We need to be very careful when talking about eating disorders on social media, as there are a lot of pro-ana and pro-mia pages that try to defend anorexia and bulimia.

For this reason, the first rule when deciding to create @tcahombres was precisely to avoid any comment that would give harmful ideas to people who may have an eating disorder. For example, I can talk about food restriction, but I never mention what I did or how I did it. Just as I don't mention any numbers or what my ideal weight was or what my current weight is. I find that this information doesn't provide anything. I can't hide that my anorexia was based on food restriction and that this caused a weight loss that led me to be admitted to the day hospital. It's my reality. But what do the numbers provide? Nothing.

Búsqueda de información en internet

Basic Tips on Finding Good Mental Health Information on the Internet

My goal is clear: to offer a safe place where people can talk about ED, making it visible from my own experience. If this can help those affected, and not just boys, to feel understood, I am satisfied. But it is also an account intended for family members who have someone close to them with ED, for health professionals who can or want to have a male witness who speaks openly about it and, in general, for all people who are curious about learning about these disorders.

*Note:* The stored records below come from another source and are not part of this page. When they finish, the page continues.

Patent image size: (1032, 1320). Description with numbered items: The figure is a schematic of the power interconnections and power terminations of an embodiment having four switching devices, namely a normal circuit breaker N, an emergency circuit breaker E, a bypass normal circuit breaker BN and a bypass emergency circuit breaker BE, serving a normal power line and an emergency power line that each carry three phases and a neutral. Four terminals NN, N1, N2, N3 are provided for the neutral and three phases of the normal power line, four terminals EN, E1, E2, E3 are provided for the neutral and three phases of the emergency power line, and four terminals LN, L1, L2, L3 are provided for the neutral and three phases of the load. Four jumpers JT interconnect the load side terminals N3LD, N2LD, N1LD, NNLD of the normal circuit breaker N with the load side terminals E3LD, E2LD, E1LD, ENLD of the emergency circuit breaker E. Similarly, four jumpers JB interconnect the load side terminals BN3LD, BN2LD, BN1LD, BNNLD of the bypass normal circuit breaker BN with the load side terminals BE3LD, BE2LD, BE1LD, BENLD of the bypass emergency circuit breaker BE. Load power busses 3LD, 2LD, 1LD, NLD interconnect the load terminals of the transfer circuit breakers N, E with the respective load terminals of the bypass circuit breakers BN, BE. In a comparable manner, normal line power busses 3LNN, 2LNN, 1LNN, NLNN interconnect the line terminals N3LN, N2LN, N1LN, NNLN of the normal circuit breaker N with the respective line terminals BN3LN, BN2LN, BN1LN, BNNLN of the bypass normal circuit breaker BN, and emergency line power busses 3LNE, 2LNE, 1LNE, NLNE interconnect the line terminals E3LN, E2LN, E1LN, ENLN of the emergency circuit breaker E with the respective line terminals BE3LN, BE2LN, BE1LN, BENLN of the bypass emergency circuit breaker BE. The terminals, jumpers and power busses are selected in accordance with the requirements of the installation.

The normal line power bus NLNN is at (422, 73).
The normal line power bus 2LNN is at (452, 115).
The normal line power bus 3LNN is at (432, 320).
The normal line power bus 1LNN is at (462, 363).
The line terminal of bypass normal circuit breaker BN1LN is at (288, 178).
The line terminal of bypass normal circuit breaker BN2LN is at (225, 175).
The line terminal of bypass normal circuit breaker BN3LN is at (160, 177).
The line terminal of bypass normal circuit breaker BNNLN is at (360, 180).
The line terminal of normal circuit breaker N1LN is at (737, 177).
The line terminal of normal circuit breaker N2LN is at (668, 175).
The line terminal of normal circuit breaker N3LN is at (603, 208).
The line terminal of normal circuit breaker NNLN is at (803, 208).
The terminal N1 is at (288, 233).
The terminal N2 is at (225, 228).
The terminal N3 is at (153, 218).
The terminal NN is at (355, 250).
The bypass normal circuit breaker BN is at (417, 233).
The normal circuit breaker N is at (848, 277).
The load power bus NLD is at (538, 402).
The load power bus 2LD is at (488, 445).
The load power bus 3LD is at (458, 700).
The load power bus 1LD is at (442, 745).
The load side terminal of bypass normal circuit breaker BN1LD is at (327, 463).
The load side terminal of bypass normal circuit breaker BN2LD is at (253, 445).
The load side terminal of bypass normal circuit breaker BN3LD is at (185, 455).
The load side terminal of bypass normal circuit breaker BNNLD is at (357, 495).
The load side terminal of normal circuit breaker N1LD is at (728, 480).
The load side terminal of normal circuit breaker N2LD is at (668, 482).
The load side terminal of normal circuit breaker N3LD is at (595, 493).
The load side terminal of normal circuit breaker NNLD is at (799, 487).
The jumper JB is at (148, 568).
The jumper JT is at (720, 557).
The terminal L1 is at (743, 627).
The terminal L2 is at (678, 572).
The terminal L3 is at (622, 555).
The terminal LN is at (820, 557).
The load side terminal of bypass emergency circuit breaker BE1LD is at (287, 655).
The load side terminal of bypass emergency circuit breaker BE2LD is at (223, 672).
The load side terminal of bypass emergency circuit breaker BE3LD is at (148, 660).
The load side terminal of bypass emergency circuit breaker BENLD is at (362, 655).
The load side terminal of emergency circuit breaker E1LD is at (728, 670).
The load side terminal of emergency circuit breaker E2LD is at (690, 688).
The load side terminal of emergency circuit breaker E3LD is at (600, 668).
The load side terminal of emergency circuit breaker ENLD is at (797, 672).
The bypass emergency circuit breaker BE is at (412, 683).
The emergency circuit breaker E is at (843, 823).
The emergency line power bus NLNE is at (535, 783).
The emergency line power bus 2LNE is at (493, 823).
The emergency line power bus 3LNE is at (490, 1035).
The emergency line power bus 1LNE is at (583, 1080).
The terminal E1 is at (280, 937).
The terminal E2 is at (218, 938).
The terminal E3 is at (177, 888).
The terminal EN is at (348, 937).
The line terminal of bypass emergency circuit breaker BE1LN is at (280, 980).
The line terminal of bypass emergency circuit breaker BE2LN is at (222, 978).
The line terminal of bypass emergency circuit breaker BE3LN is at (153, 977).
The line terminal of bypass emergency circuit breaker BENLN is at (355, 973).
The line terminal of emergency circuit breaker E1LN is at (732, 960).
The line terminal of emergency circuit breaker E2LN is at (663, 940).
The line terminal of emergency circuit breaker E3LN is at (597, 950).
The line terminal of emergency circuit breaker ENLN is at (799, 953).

Sharing the experience: a help in the recovery of the TCA

I won't deny that at first exposing myself earned me a certain amount of respect. But little by little I've discovered that my account even serves as "self-therapy". Every week, I try to dedicate a post to some aspect related to the disorder (it can be eating or not) and, of course, everything I express comes from sincerity, because it would be illogical to want to get my message across if I'm not honest with myself. In other words, even though I try to have a positive attitude, if I'm having a bad week and my emotions are of suffering, why should I hide it?

Everything I express comes from sincerity, because it would be illogical to want to get my message across if I am not honest with myself.

If I can open up like this, it's thanks to all the messages of support I receive from so many people. Not only from people who have EAD, but also from family members, psychologists, psychiatrists, nutritionists... well, a long list. And this support makes me aware that what I'm explaining reaches and helps, but it also gives me strength for my recovery. And in the same way that all these people thank me for my work, I'm the first to hug them and thank them for the show of affection and the strength they give me.

In short, a news story from the newspaper El País in 2014 had the headline "Male anorexia: ignored, minority and different ". With @tcahombres I want to turn this headline upside down and lend a hand to those who need it.